Never before has a World Cup champion waged a war on himself like Argentina. They played brilliantly in the further stages, as evidenced by the second or third goal against Croatia. However, their defense always felt like they might step on a landmine they forgot to put in the ground, and it did. Perhaps the best illustration of Messi’s excellence is that he was able to overcome the lack of defense and his team’s determination to make it difficult.
The finale, at least in its final third, is everything at once. Argentina has been everything at once in the whole tournament. In that sense, only they can win such a game. When chaos boils inside, chaos on the outside seems the norm.
Goals for the day
Argentina’s fluid play, the definition of counter-attacking football should be embodied in academies around the world, but Mbappé is a giant with turns he has to accept:
Does VAR damage anything?
It’s a bit odd that none of the Argentine penalties were checked, as it seemed rather light, but other than that, it was still out of control.

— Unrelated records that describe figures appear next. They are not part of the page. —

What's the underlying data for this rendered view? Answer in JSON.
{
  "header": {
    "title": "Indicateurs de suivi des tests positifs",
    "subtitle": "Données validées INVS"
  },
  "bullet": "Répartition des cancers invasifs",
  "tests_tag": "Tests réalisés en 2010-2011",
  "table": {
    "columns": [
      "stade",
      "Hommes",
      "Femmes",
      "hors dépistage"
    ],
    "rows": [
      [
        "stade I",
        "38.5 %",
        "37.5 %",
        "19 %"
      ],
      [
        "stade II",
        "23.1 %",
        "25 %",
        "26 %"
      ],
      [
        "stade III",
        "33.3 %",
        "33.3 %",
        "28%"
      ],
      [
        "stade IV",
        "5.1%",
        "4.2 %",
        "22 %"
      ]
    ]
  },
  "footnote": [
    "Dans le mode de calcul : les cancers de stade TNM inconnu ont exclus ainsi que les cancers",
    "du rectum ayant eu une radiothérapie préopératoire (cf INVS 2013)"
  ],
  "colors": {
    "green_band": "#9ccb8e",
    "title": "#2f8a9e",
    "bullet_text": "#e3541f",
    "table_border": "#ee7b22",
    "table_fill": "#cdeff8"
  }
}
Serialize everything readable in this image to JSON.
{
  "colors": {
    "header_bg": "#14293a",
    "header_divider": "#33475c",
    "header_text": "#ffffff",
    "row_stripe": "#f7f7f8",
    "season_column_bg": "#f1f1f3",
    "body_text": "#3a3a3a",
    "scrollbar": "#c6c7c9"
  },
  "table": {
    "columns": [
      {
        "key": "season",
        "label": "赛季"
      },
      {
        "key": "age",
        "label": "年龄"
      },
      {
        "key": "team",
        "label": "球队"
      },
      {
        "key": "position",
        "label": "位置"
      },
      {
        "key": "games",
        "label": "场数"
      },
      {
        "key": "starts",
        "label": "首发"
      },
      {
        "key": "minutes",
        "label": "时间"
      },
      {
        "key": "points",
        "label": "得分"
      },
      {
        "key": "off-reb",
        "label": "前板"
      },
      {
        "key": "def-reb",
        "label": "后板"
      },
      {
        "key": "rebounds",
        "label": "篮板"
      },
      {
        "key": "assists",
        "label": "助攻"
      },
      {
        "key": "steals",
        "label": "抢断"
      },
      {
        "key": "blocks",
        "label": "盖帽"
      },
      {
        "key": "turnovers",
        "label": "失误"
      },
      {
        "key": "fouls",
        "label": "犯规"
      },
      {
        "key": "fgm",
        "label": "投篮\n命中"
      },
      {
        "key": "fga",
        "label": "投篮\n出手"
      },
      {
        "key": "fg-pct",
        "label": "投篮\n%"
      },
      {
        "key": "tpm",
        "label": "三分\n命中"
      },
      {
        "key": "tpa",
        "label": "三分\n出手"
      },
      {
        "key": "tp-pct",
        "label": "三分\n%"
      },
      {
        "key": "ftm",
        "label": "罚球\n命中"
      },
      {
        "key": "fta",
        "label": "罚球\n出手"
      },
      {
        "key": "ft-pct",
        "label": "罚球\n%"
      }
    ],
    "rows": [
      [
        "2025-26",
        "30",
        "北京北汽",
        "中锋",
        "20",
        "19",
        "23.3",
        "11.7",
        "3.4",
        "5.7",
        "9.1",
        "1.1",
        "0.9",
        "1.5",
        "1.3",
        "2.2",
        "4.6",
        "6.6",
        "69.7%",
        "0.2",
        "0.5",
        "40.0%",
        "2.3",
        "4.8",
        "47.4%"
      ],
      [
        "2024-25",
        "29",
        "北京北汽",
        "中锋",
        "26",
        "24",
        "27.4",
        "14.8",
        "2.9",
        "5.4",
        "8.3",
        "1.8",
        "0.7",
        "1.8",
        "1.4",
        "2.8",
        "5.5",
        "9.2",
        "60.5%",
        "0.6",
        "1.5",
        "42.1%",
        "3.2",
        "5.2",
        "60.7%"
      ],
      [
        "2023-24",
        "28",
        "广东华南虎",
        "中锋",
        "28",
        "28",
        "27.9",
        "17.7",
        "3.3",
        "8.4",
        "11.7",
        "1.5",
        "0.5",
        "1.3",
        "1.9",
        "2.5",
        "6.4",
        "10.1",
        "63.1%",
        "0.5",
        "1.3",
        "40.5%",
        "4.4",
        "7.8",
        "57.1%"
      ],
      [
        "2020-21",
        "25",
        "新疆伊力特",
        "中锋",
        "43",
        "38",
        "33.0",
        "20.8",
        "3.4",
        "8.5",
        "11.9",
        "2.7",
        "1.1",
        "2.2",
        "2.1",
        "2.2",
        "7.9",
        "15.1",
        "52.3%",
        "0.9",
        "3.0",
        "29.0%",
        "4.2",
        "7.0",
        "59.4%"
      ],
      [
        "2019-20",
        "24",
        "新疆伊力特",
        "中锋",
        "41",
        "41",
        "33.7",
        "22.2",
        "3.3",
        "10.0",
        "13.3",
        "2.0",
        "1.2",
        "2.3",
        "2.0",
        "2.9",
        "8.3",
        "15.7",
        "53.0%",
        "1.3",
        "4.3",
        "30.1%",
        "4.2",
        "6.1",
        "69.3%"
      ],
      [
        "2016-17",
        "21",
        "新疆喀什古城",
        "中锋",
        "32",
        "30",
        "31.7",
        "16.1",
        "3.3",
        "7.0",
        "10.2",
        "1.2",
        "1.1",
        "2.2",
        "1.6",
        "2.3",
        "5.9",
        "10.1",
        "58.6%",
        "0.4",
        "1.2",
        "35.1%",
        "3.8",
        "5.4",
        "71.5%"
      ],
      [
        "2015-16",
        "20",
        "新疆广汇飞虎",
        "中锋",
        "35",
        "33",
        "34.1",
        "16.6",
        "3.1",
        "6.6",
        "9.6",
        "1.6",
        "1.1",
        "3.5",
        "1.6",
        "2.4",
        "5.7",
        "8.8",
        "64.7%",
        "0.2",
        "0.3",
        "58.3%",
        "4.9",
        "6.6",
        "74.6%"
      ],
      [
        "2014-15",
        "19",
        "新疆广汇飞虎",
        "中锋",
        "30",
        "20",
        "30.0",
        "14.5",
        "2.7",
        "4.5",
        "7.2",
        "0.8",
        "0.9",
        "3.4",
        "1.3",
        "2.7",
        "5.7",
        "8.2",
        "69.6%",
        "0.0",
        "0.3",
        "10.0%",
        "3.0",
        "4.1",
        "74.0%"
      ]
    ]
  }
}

Did Alexi Lalas say anything stupid?
Let’s enjoy the eight months we’ll have before he doesn’t need to focus on coverage of the FIFA Women’s World Cup so we won’t have to hear him speak louder and faster when saying something more important.
A eulogy for the departed
It’s strange that a team that was so close to accomplishing something fundamentally unheard of in modern times, defending the World Cup, was to be quietly mourned outside of France. France will say they played the way they had to to achieve so much and we can all do the same if we don’t like it. And this is all proof of the ridiculously simple level of depth the country has. They lost their entire midfield before the tournament started, no matter. They lost their starting left-back in the first game, and could have brought in a better one, who happens to be his brother. The Ballon d’Or holders fell apart before the tournament even started, and so did his reserve, but France still had strikers around who combined attack better than those guys.
And yet, given how outdated they can make things, given how conservative they are, it doesn’t sound like a huge loss or a missed opportunity. France almost every game boils down to a moment or two where they are extremely confident they will go through thanks to their talent and experience. They came across a team in Argentina who accidentally caused many such moments.
They’ll probably always wonder what would have happened if their preparations hadn’t been jostled/destroyed by the flu. It’s unlikely they’ve been much more aggressive, because they haven’t been. That’s not how they won four years ago. And once again, Emi Martinez is about to go back to work.